We work on many EU Treaty Rights cases. An area currently causing much confusion is the EU Treaty Rights application for retention of the right to reside for non EEA family members.

In certain circumstances, a non EEA family member of an EU citizen may be entitled to an independent right to retain their residence in the State following the divorce or departure of the EU Citizen from the State.

Article 12 of Directive 2004/38/EC deals with the situation of death or departure of the EU citizen. The Directive is silent in respect of family members who are non EEA nationals, and therefore leave the matter to be determined at the discretion of the host Member State. In Ireland, the European Communities (Free Movement of Persons Regulations) (No 2) 2006 (as amended) has not implemented specific protections in these circumstances. It can therefore be understood that the non EEA family member loses their right of residence in the case of death or departure of the EU citizen.

However, there is an exception to this general rule. Article 13 (1) of the Directive provides for the right of retained right of residence for family members who are nationals of a Member State in the event of divorce.
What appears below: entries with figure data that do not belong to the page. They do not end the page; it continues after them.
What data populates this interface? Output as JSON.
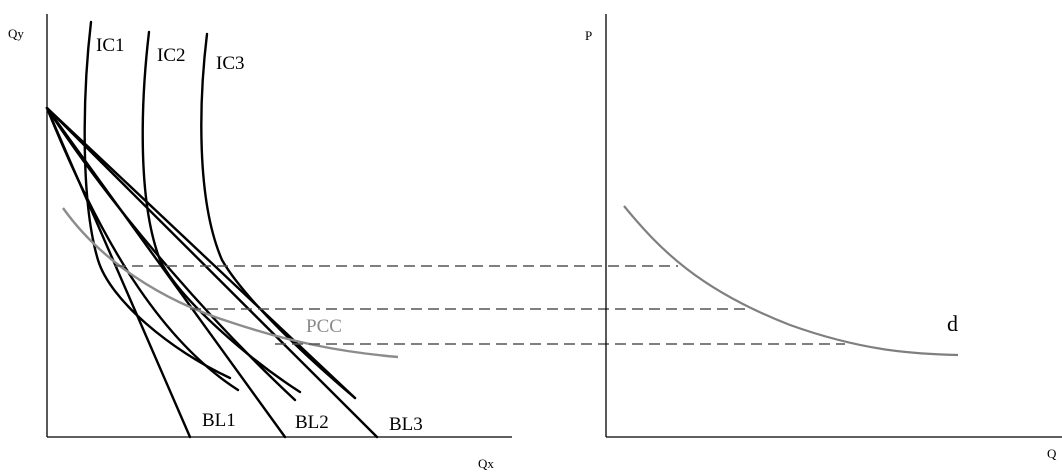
{
  "left_panel": {
    "y_axis_label": "Qy",
    "x_axis_label": "Qx",
    "indifference_curves": [
      "IC1",
      "IC2",
      "IC3"
    ],
    "budget_lines": [
      "BL1",
      "BL2",
      "BL3"
    ],
    "price_consumption_curve": "PCC"
  },
  "right_panel": {
    "y_axis_label": "P",
    "x_axis_label": "Q",
    "demand_curve_label": "d"
  },
  "colors": {
    "lines": "#000000",
    "pcc": "#8c8c8c",
    "demand": "#7f7f7f",
    "dashed": "#555555"
  }
}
Article 13 (2) applies to family members who are not nationals of a Member State.

The primary qualifying condition is that set out in Article 13(2)(a):

“prior to the initiation of the divorce…the marriage…has lasted three years, including one year in the host Member State”.
The second sub paragraph of Article 13 of the Directive provides:

“Before acquiring the right of permanent residence, the right of residence of the person concerned shall remain subject to the requirement that they are able to show that they are workers or self-employed persons or…...or that they are members of the family, already constituted in the host Member State, of a person satisfying these requirements……Such family members shall retain their right of residence exclusively on personal basis.”
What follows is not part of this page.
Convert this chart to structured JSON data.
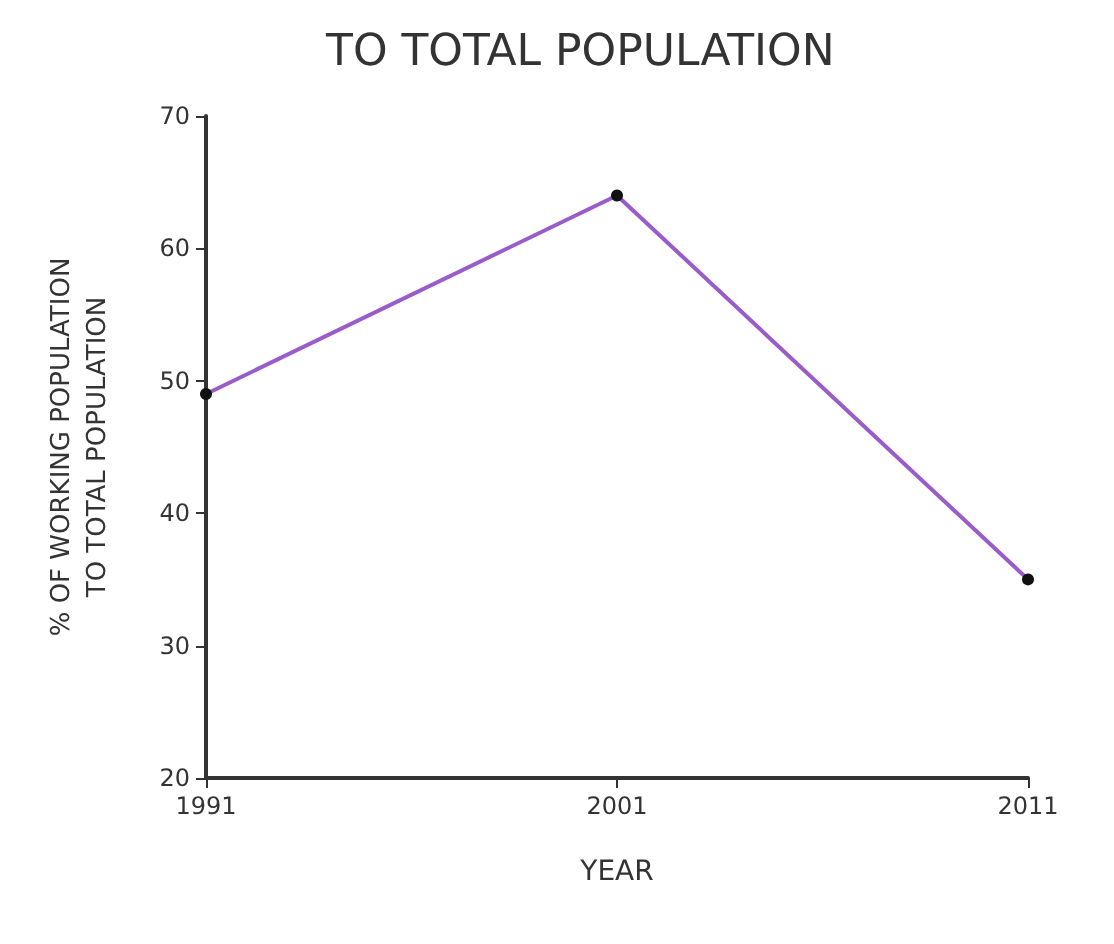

These provisions have been interpreted by the Department of Justice to mean the EU citizen must be in Ireland exercising EU Treaty Rights at the date of the divorce in order for Article 13 to apply. It is argued that otherwise, how can the non EEA family member retain a right of residence that they lost when the EU citizen previously left the State?
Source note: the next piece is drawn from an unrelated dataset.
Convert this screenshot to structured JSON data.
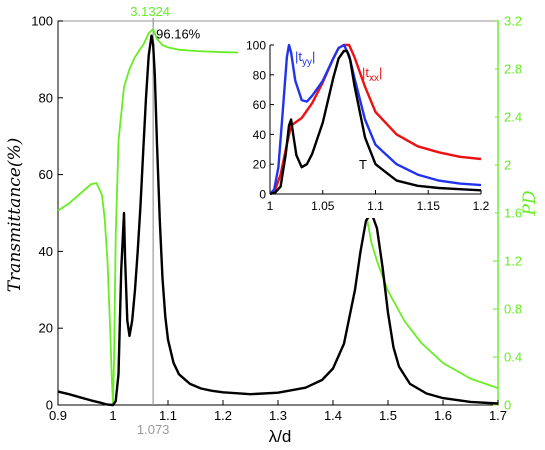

This is an important question in the case of a family member seeking to acquire a retained right of residence. Must he or she show that the EU national remained a worker etc. at the time that the right of residence is claimed to accrue (here the time of the divorce)?

In the UK, Regulation 10(5)(b) requires the applicant to show he or she was residing in the UK in accordance with these Regulations at the date of termination. In other words, that at the date of the termination of the marriage he/she was residing in the UK as the spouse of an EU national who was working at that date. This identifies the focus as being on the spouse’s status as a worker at the date of the divorce.

However, a distinguishing factor between Ireland and the UK is the fact the Ireland operates extremely restrictive divorce laws. A person cannot become divorced in Ireland until they have lived separately for a four year period. In such circumstances, many EU nationals will return to their home country to effect the divorce. Does this mean they have departed for the purposes of EU Treaty Rights law? And thus rendered the protections of Article 13 void for their ex non EEA spouse?

The question has become the subject of many judicial review proceedings before the Irish High Court in recent years. The High Court has made a reference to the European Court of Justice and we await the Court of Justice’s clarification on the point.